No doubt, if you have been reading “On the Shelf,” you have surmised that the storage room, and the jar in which I live, are metaphors for my body and mind. The shelf is my somewhat limited experiential vantage point, a space for reflection and discovery.
Of the curiosities that line these shelves, the ones that draw me in most are the various containers. There are jars, filled and empty. The filled ones hold all types of material—some contain foodstuffs like jam, pickles, grains, nuts, and seeds, while others display utilitarian items like nails and tacks. In my lifetime, my interior has been filled with a gracious plenty, although at the moment it is empty, save for the rambling thoughts that bounce off my walls of glass.
The opaque containers, which hide their contents from plain view, are the most intriguing. Some of these hold the remains of bodies—cremated cats and dogs mostly, but there are a couple with the corporeal residue of dead people too, who, for reasons known only to the family, have been kept on the shelf, confined for eternity in decorative urns. I pity those containers whose singular job is to hold ashes.
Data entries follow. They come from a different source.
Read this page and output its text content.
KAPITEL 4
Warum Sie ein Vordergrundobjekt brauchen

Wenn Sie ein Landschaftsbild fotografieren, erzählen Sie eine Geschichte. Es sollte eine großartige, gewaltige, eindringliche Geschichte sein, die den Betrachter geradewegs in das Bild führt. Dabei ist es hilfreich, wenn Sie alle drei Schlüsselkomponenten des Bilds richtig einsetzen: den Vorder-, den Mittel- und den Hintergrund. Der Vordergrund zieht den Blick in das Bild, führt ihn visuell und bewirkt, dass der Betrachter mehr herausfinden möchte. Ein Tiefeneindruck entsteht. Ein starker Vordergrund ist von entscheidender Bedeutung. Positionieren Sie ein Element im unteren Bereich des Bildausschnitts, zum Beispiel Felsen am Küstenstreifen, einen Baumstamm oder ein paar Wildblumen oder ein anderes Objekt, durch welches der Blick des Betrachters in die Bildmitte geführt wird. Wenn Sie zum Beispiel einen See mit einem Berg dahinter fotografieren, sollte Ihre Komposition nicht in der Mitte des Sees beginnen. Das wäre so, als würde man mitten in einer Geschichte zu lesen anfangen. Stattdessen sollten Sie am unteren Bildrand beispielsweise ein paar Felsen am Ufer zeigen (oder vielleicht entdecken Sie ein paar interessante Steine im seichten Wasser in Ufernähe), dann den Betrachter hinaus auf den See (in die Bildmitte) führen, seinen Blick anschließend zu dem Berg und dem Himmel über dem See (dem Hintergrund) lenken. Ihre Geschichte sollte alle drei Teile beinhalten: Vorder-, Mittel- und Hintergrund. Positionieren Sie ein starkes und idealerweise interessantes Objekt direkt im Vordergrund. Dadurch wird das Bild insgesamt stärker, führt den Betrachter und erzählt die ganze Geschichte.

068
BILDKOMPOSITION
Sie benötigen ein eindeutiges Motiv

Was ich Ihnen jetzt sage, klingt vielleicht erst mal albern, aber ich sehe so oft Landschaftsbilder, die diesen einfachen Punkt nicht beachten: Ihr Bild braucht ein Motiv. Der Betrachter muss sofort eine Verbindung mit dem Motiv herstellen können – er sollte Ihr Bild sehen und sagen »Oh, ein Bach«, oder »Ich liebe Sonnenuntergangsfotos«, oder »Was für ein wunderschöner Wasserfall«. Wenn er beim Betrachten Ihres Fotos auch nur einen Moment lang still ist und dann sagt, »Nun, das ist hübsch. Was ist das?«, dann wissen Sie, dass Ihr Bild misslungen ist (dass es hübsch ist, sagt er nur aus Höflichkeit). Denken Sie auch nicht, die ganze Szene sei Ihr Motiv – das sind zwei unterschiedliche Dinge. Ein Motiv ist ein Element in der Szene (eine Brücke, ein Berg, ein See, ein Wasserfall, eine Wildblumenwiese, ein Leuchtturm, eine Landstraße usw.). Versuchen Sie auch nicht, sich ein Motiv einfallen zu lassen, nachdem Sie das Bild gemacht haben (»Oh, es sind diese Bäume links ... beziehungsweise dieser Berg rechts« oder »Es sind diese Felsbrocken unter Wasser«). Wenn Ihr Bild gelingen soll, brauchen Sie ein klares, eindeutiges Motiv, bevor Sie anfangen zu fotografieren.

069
That reminds me of a story.
About a year and a half ago, my mother, who was ninety-six at the time, had just decided that she was finished with going to the doctor. They had been hounding her to come in to get bloodwork done.
“Really, what is the point?” she said. “Does it really matter if my cholesterol is high?”
A wave of grief, guilt, and relief washed over me. I didn’t disagree. Finally, she was acquiescing to the will of her body to die, and it was her decision, not mine. For some time, she had been voluntarily bed bound. She no longer dined with us or went anyplace—not even to the bathroom. With difficulty, I could transfer her to a wheelchair, but it hurt her. Sitting in the wheelchair and the car did too.
She said, “I just don’t understand why the doctor can’t come visit me here.”
She wanted medical care—she didn’t want to go through suffering to get it.
I’d asked for home visits on several occasions, but Kaiser said she would only qualify for them if she were recuperating from an acute incident, like surgery or a fall, and then only for a few weeks of support. The only other way for her to get in-home medical care was if she were on hospice. As long as she had me to bring her and didn’t meet the criteria for hospice, she wouldn’t qualify.
“Why doesn’t she qualify for hospice?” I’d asked.
“Well, because there isn’t anything wrong with her that will kill her in the next six months,” the doctor said. “She could live another ten years.”
When I told her this, she said, “Can’t you just get me some fentanyl or something? I thought this was a ‘right to die’ state.”
“Yeah, unfortunately, it isn’t that easy.”
A few weeks went by. The phone rang. It was a Kaiser nurse. They wanted me to bring Megan in for her well check.
I said, “Well, she refuses to come in. Honestly, I’m at my wit’s end. I really could use some help. She needs medical care, but I can’t get it anywhere. I even tried to sign up for one of those Doctor on Call services and was rejected.”
“Oh dear,” she said, “Sounds to me like it might be time for hospice.”
“Yeah, it has been time for two months,” I said, my anger over the situation bleeding through the phone line.
“Let me see what I can do,” she said. She set up a video visit with my mother’s primary care physician. Not an hour later, my mother was officially on hospice. Two hours later, a hospice nurse showed up at the house to do her intake. I cried. We were no longer alone.
Going on hospice was a turning point for my mother. Suddenly, the end was in sight. It was positive but also frightening for her as she began to contemplate the reality of dying.
One day, out of the blue, she said, “I’ve decided that I don’t want to be cremated after all.”
“What do you want to do instead?”
“I don’t know. I want to do something to honor my vessel.” She said the word “vessel,” as she gestured from head to toe with both hands, tracing the shape of her body.
I sat silent for a moment, shocked by the clarity of that statement. She saw the puzzled expression on my face.
“Burning up this wonderful vessel that has done so much for me and given me so many incredible experiences, including birthing all six of my babies, just doesn’t seem right.”
I couldn’t disagree. And so, we began discussing how she might honor the container of her life.
“I just want to become part of nature. Can’t you just stick me in the ground?”
We investigated a number of green mortuary practices, including water cremation and human composting, but those ideas were repugnant to other family members.
My mother said, “Just do what is simplest. Just stick me in the ground.”
I didn’t tell her then that being cremated the old-fashioned way is really the simplest thing. Instead, I suggested a shroud burial. Definitely not the simplest, or even the smallest carbon footprint, but it suited her. Moreover, it honored the vessel.
Her body was interred a year ago on December 15th in a natural burial ground called The Forest, outside of Ashland, Oregon. It lies beneath a carpet that alternates seasonally between snow and wildflowers. She nourishes the surrounding earth with her body as she once nourished her children.
My thoughts return to the shelf and the wonderment of all that it contains—the containers and the contained. In my own way, I honor my vessel.